Reforma Psiquiátrica e SUS: Uma Conexão Essencial

Santa Casa de Limeira (SP) — Prova 2024

Enunciado

O movimento da Reforma Psiquiátrica, ao romper com a centralidade do manicômio, propôs-se a produzir novos conceitos, novas funções e novas percepções da loucura. Trata-se de:

Alternativas

  1. A) Rupturas que fazem parte da formação e da concepção do SUS à medida que propõe um conjunto de transformações relacionadas aos modos de cuidar da saúde humana.
  2. B) Rupturas que fazem parte da formação e da concepção do SUS à medida que propõe um conjunto de transformações nunca relacionadas aos modos de cuidar da saúde humana.
  3. C) Rupturas que fazem parte da formação e não da concepção do SUS à medida que propõe um conjunto de transformações relacionadas aos modos de cuidar da saúde humana.
  4. D) Evitar que ocorram rupturas que fazem parte da concepção do SUS, à medida que impedem um conjunto de transformações relacionadas aos modos de cuidar da saúde humana.

Pérola Clínica

Reforma Psiquiátrica = ruptura com modelo manicomial, alinhada aos princípios do SUS de cuidado integral e humanizado.

Resumo-Chave

A Reforma Psiquiátrica no Brasil representa uma ruptura paradigmática com o modelo manicomial, buscando a desinstitucionalização e a construção de uma rede de atenção psicossocial. Essa transformação está intrinsecamente ligada à formação e concepção do Sistema Único de Saúde (SUS), que preconiza a saúde como direito universal e o cuidado integral, descentralizado e participativo.

Contexto Educacional

A Reforma Psiquiátrica Brasileira é um movimento complexo e multifacetado que se iniciou na década de 1970, ganhando força com a redemocratização do país e a criação do Sistema Único de Saúde (SUS). Seu principal objetivo foi superar o modelo manicomial, caracterizado pelo isolamento, exclusão e violação de direitos das pessoas com transtornos mentais, propondo uma abordagem mais humanizada e inclusiva. Essa reforma não se limitou a uma mudança de local de tratamento, mas representou uma profunda transformação conceitual sobre a loucura e o cuidado em saúde mental. Ela buscou a desinstitucionalização, a reinserção social dos indivíduos e a construção de uma rede de serviços substitutivos aos hospitais psiquiátricos, como os Centros de Atenção Psicossocial (CAPS), residências terapêuticas e leitos em hospitais gerais. A Reforma Psiquiátrica está intrinsecamente ligada à formação e concepção do SUS. Ambos os movimentos compartilham os princípios da universalidade, integralidade, equidade e participação social. O SUS, ao propor um conjunto de transformações nos modos de cuidar da saúde humana, forneceu o arcabouço legal e a estrutura para a implementação das diretrizes da Reforma Psiquiátrica, consolidando a saúde mental como parte integrante da atenção primária e especializada, e não como um campo à parte.

Perguntas Frequentes

Quais são os pilares da Reforma Psiquiátrica no Brasil?

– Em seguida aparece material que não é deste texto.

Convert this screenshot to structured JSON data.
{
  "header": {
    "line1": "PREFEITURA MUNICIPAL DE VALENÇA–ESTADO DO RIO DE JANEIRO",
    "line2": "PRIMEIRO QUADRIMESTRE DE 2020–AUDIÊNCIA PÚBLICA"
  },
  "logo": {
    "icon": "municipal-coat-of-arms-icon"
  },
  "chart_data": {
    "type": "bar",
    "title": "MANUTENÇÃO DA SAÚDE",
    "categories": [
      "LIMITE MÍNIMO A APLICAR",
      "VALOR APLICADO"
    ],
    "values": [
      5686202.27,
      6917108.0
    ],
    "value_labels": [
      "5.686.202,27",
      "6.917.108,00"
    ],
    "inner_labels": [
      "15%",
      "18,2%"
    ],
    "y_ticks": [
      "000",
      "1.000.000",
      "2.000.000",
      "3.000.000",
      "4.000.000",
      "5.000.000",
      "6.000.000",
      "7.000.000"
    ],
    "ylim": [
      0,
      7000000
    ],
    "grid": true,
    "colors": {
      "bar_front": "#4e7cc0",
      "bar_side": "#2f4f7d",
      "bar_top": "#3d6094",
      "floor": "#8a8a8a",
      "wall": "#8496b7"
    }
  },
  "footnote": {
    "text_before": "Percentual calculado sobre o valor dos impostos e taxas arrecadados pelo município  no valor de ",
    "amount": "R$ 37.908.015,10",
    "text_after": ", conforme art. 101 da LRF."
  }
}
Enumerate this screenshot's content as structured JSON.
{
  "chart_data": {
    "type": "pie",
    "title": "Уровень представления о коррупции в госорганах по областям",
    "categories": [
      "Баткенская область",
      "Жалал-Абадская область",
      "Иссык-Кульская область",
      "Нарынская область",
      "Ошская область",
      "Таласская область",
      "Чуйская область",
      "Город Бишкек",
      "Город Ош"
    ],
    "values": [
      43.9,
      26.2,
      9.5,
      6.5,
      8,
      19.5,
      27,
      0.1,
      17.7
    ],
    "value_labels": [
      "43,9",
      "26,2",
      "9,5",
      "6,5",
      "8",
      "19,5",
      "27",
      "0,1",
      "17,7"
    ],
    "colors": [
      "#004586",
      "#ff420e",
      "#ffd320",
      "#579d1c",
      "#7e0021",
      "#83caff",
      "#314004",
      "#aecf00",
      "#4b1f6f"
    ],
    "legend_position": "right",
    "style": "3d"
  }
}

Os pilares incluem a desinstitucionalização, a substituição do modelo hospitalocêntrico por uma rede de atenção psicossocial (RAPS), a garantia de direitos e a promoção da cidadania dos usuários.

Como o SUS incorporou os princípios da Reforma Psiquiátrica?

O SUS, com sua visão de saúde integral e universal, forneceu a base legal e estrutural para a implementação dos serviços substitutivos aos manicômios, como os Centros de Atenção Psicossocial (CAPS).

Qual a importância da Lei nº 10.216/2001 para a saúde mental?

Conhecida como Lei Antimanicomial, ela redireciona a assistência em saúde mental, priorizando o tratamento em serviços comunitários de base territorial e a proteção dos direitos das pessoas com transtornos mentais.